- Born: 4 October 1927 Benalla, Victoria, Australia
- Died: 17 May 2020 (aged 92)
- Other names: Olga Margaret Garson Margaret Barnett
- Education: University of Melbourne
- Scientific career
- Workplaces: The Alfred Hospital University of Texas University of Melbourne St Vincent's Hospital

= Margaret Garson =

Australian cytogeneticist, pathologist, and educator (1927–2020)

Olga Margaret Garson (4 October 1927 – 17 May 2020), better known as Margaret Garson, was an Australian physician and cytogenetics researcher.

== Academic career ==
Olga Margaret Garson was born on 4 October 1927 in Benalla, Victoria.

She graduated from the University of Melbourne in 1951 and undertook further training in haematology and pathology.
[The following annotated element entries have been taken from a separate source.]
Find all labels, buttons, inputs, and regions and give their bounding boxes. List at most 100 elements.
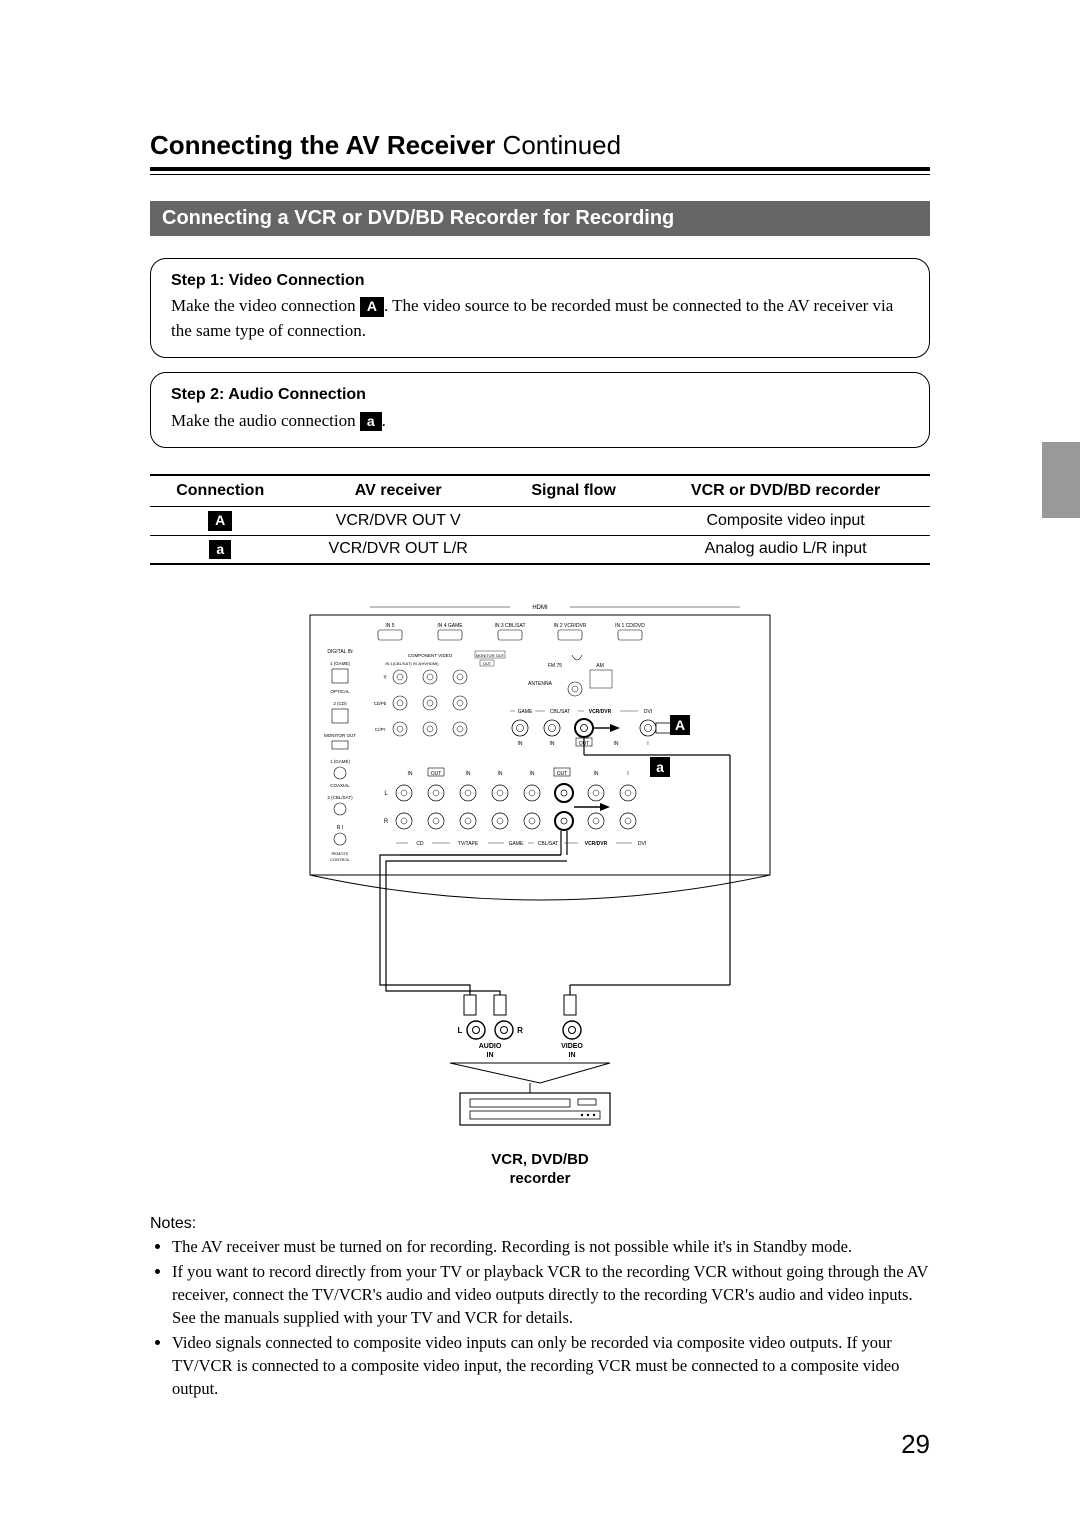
diagram-svg: HDMI IN 5 IN 4 GAME IN 3 CBL/SAT IN 2 VC… <box>300 585 780 1145</box>
table-header-row: Connection AV receiver Signal flow VCR o… <box>150 475 930 507</box>
cell-flow-A <box>506 507 641 535</box>
svg-text:IN: IN <box>498 771 503 777</box>
badge-a-inline: a <box>360 412 382 431</box>
step1-box: Step 1: Video Connection Make the video … <box>150 258 930 358</box>
svg-text:CONTROL: CONTROL <box>330 857 350 862</box>
step1-body: Make the video connection A. The video s… <box>171 294 909 343</box>
list-item: Video signals connected to composite vid… <box>172 1331 930 1400</box>
svg-text:OUT: OUT <box>557 771 568 777</box>
svg-text:IN 1 CD/DVD: IN 1 CD/DVD <box>615 623 645 629</box>
svg-text:FM 75: FM 75 <box>548 663 562 669</box>
svg-text:AM: AM <box>596 663 604 669</box>
svg-text:CD: CD <box>416 841 424 847</box>
svg-text:I: I <box>647 741 648 747</box>
th-flow: Signal flow <box>506 475 641 507</box>
svg-text:DIGITAL IN: DIGITAL IN <box>327 649 353 655</box>
step1-text-before: Make the video connection <box>171 296 360 315</box>
step2-text-before: Make the audio connection <box>171 411 360 430</box>
svg-text:1 (GAME): 1 (GAME) <box>330 661 351 666</box>
notes-block: Notes: The AV receiver must be turned on… <box>150 1215 930 1401</box>
svg-text:ANTENNA: ANTENNA <box>528 681 553 687</box>
step2-text-after: . <box>382 411 386 430</box>
step1-title: Step 1: Video Connection <box>171 269 909 292</box>
svg-text:TV/TAPE: TV/TAPE <box>458 841 479 847</box>
svg-text:IN: IN <box>614 741 619 747</box>
badge-a-table: a <box>209 540 231 559</box>
page-number: 29 <box>901 1429 930 1460</box>
svg-text:IN: IN <box>594 771 599 777</box>
th-connection: Connection <box>150 475 290 507</box>
cell-device-a: Analog audio L/R input <box>641 535 930 564</box>
svg-text:CBL/SAT: CBL/SAT <box>538 841 558 847</box>
cell-conn-A: A <box>150 507 290 535</box>
title-main: Connecting the AV Receiver <box>150 130 495 160</box>
diagram-device-label: VCR, DVD/BD recorder <box>300 1151 780 1189</box>
notes-list: The AV receiver must be turned on for re… <box>150 1235 930 1401</box>
section-heading: Connecting a VCR or DVD/BD Recorder for … <box>150 201 930 236</box>
list-item: The AV receiver must be turned on for re… <box>172 1235 930 1258</box>
svg-text:Y: Y <box>383 675 387 681</box>
svg-text:MONITOR OUT: MONITOR OUT <box>324 733 356 738</box>
connection-diagram: HDMI IN 5 IN 4 GAME IN 3 CBL/SAT IN 2 VC… <box>300 585 780 1189</box>
svg-text:COAXIAL: COAXIAL <box>330 783 350 788</box>
title-continued: Continued <box>495 130 621 160</box>
svg-text:REMOTE: REMOTE <box>331 851 348 856</box>
title-rule <box>150 167 930 175</box>
svg-text:Cr/Pr: Cr/Pr <box>375 727 386 732</box>
device-label-line1: VCR, DVD/BD <box>491 1151 589 1168</box>
svg-text:IN: IN <box>569 1052 576 1059</box>
svg-text:CBL/SAT: CBL/SAT <box>550 709 570 715</box>
svg-text:IN 4 GAME: IN 4 GAME <box>437 623 463 629</box>
svg-text:IN 1(CBL/SAT) IN 2(HVHDMI): IN 1(CBL/SAT) IN 2(HVHDMI) <box>385 661 439 666</box>
svg-text:VCR/DVR: VCR/DVR <box>585 841 608 847</box>
page-content: Connecting the AV Receiver Continued Con… <box>0 0 1080 1462</box>
svg-text:IN: IN <box>530 771 535 777</box>
svg-text:L: L <box>458 1026 463 1035</box>
page-title: Connecting the AV Receiver Continued <box>150 130 930 161</box>
step2-box: Step 2: Audio Connection Make the audio … <box>150 372 930 448</box>
cell-device-A: Composite video input <box>641 507 930 535</box>
svg-text:R: R <box>517 1026 523 1035</box>
svg-text:R: R <box>384 819 389 825</box>
svg-text:IN 5: IN 5 <box>385 623 394 629</box>
svg-text:IN 2 VCR/DVR: IN 2 VCR/DVR <box>553 623 586 629</box>
cell-flow-a <box>506 535 641 564</box>
svg-text:2 (CD): 2 (CD) <box>333 701 347 706</box>
svg-text:DVI: DVI <box>644 709 652 715</box>
svg-text:VIDEO: VIDEO <box>561 1043 583 1050</box>
svg-text:IN: IN <box>550 741 555 747</box>
list-item: If you want to record directly from your… <box>172 1260 930 1329</box>
step2-body: Make the audio connection a. <box>171 409 909 434</box>
step2-title: Step 2: Audio Connection <box>171 383 909 406</box>
diagram-badge-A: A <box>675 717 685 733</box>
badge-A-table: A <box>208 511 232 530</box>
svg-text:2 (CBL/SAT): 2 (CBL/SAT) <box>327 795 353 800</box>
svg-text:R I: R I <box>337 825 343 831</box>
svg-text:IN: IN <box>408 771 413 777</box>
diagram-badge-a: a <box>656 759 664 775</box>
cell-conn-a: a <box>150 535 290 564</box>
th-receiver: AV receiver <box>290 475 505 507</box>
svg-text:IN: IN <box>518 741 523 747</box>
badge-A-inline: A <box>360 297 384 316</box>
svg-text:OUT: OUT <box>431 771 442 777</box>
svg-text:I: I <box>627 771 628 777</box>
table-row: a VCR/DVR OUT L/R Analog audio L/R input <box>150 535 930 564</box>
device-label-line2: recorder <box>510 1170 571 1187</box>
svg-text:IN: IN <box>466 771 471 777</box>
table-row: A VCR/DVR OUT V Composite video input <box>150 507 930 535</box>
svg-text:1 (GAME): 1 (GAME) <box>330 759 351 764</box>
svg-text:IN 3 CBL/SAT: IN 3 CBL/SAT <box>494 623 525 629</box>
svg-text:VCR/DVR: VCR/DVR <box>589 709 612 715</box>
svg-text:GAME: GAME <box>518 709 533 715</box>
svg-text:HDMI: HDMI <box>532 605 548 611</box>
svg-text:IN: IN <box>487 1052 494 1059</box>
svg-text:OUT: OUT <box>483 661 492 666</box>
svg-text:AUDIO: AUDIO <box>479 1043 502 1050</box>
cell-receiver-A: VCR/DVR OUT V <box>290 507 505 535</box>
svg-text:COMPONENT VIDEO: COMPONENT VIDEO <box>408 653 453 658</box>
svg-text:MONITOR OUT: MONITOR OUT <box>476 653 505 658</box>
svg-text:Cb/Pb: Cb/Pb <box>374 701 387 706</box>
svg-text:DVI: DVI <box>638 841 646 847</box>
svg-text:OPTICAL: OPTICAL <box>330 689 350 694</box>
She was employed as pathology registrar at The Alfred Hospital from 1954 to 1957. She accompanied her husband to the United States in 1961 and worked as research fellow at the University of Texas. Returning to Melbourne in 1964 she was research fellow at the University of Melbourne in the Department of Medicine at St Vincent's Hospital. Her work in cytogenetics continued there and she was promoted to Director of the Department of Cytogenics in 1982 until her retirement in 1992.

Garson was president of Haematology Society of Australia in 1988–89 and was later made a life member of the Haematology Society of Australia and New Zealand. In 1981 she was the first woman to be invited to give the Carl de Gruchy Oration. She was elected president of the Human Genetics Society of Australasia (HGSA) in 1991 and gave the HGSA lecture, titled "Seven little Australians", in the same year.

In the 1993 Queen's Birthday Honours Garson was appointed Officer of the Order of Australia for "service to medical research and education, particularly in the field of cytogenetics". In 2015 the University of Melbourne recognised her contribution with a Doctor of Medical Science (honoris causa).

== Works ==

- Garson, O. Margaret. "A chromosomal study of long term exposure to radio frequency radiation [report]"

- Barnett, Margaret Garson (2015). "Dr Margaret Garson Barnett AO : memoir"

== Personal ==
Garson's husband, Dr John Sadler Barnett, predeceased her in August 2004. Garson died on 17 May 2020.